That honestly does make me feel a bit better putting off upgrading my desktop for one game. It's something I have to do sooner or later since apparently Windows 11 (and presumably 12 whenever that comes out) require GPT not to mention clean installs are never a bad thing just tedious as all hell, but I'd rather be doing that at my leisure than stopping everything I've got going on to essentially start over. None of this would be a damn problem if Windows just allowed GPU passthrough to a virtual machine. With every passing day Linux looks more and more appealing, and I already have a linux machine setup as a media center under my living room TV.
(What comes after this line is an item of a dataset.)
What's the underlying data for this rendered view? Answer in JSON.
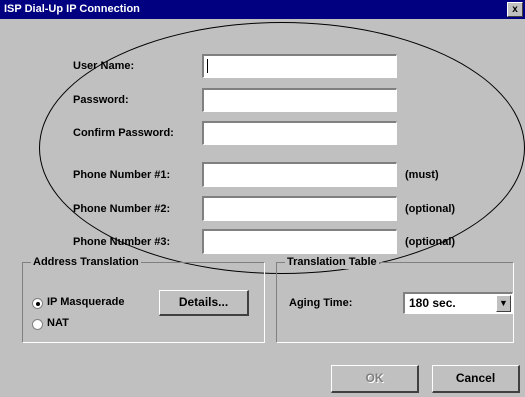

All my drives are MBR, and I never was forced to convert to the pointless GPT even using the latest W11 builds
Any specific version of Enterprise LTSC or steps needed to make that happen? I had no problem in 2020 going from LTSB (2016) to LTSC (2019) with an MBR drive but for some reason "en-us_windows_10_enterprise_ltsc_2021_x64_dvd_d289cf96" gives me a hassle.
Well, I never had the problem, so I never tried to solve/workaround it. Sorry. But you may try to use a older ISO (say 2004 or 1809) and replacing it's install.wim with the one you intend to install.
No luck with the install.wim from 1809. Thanks for the suggestion anyway and no worries about not being able to help. The new puzzle for me is I've read suggestions about changing the boot method in my BIOS to legacy instead of UEFI and the weird part is when I do it doesn't find my OS. So I have an MBR drive which should boot in legacy mode but doesn't, it only boots in UEFI mode which apparently shouldn't be possible, but then its recognized as MBR and won't let me convert to GPT.
Enterprise 2021 LTSC = Win 10 and still runs on all ancient hardware including Legacy BIOS/MBR systems, only Win 11 21H2 and up officially requires UEFI/GPT but since (actually before) day one we got a tool that makes it work on most ancient hardware.
I mean I don't get it myself, from everything Windows is telling me I have a UEFI/MBR system which I'm reading online shouldn't be possible (BIOS mode in msinfo listed as UEFI, diskpart shows my C: drive and all its partitions are NOT GPT). For what its worth since my laptop drive is running nice and pretty with 21h2 (and it is GPT) I decided to grab it, connect it to my desktop and boot from it, installed Starfield, and surprise the game runs (not gonna say it runs fine. Very first thing I got was a Building Shaders message in the main menu but hey it launches at least) so the 2021 ISO does work but somethings wrong with my desktop in a way that I just can't upgrade. I think in the end I'm gonna go with my previous idea of getting a separate drive, attaching it to my laptop, doing a clean install and when everything is setup swapping it with my desktops C: drive. Thank you at least to everyone that chimed in and hopefully my problems helped guide somebody else to getting the game working.
Win10 Pro 22H2 x64 runs on such hardware too without any hacks (tested, confirmed, no issues). Win10 Enterprise LTSC 2021 = Win10 Enterprise 21H2, so it is older than the above and as such it has to work either.
No need to go to a such complicate path, just deploy a fresh install in a native vhdx and add it to your bootloader, then dual boot with it. (the vhdx can be either GPT or MBR, no matter what your physical drive is initialized)
Dual booting is an option but I wanted to avoid it since its annoying having to close out everything else I have open and reboot just for one game and I can technically do that now anyway since I dual booted with my laptops drive and got the game running there so I can always just do that. I'm looking right now to see if I actually CAN run it through a VM with Hyper-V and apparently "paravirtualization". I'm not looking for 4K 120fps (at least not until more mods come out that fix the usual jank) so I don't mind if it hurts my performance a bit.
I just responded to the separate drive thing. For Hyper-V if you want to have any hope to play games with it, just use remotefx (which MS removed since april 2021) so use anything before that date (or https://forums.mydigitallife.net/th...-ro-restore-it-after-april-2021-solved.83764/ )
"One year and a half later" Holy hell and you're telling me a clean OS is to much work. Seriously though congrats on getting remotefx working, I'll look into your post as well and see what I end up doing. Also I see what you mean about the separate drive thing.
Well it's not like I worked on it for more than an year, I just waited for someone smarter than me for a while, just blocking the updates to march 2021. Then I decided to pull the trigger, tried different approaches and ended to what I shared publicly. Few days spent on it but a method that still works today (19045.3393), sparing me huge amounts of time each time I need a new VM.
My reply was about the one claiming that Enterprise 2021 LTSC requires UEFI/GPT and i replied it is still win 10 and doesn't require UEFI/GPT and said that starting with Win 11 22000 (21H2) the new requirements officially need to be met and with that i said there is a tool from before 22000 was released that offers multiple bypasses for the new requirements.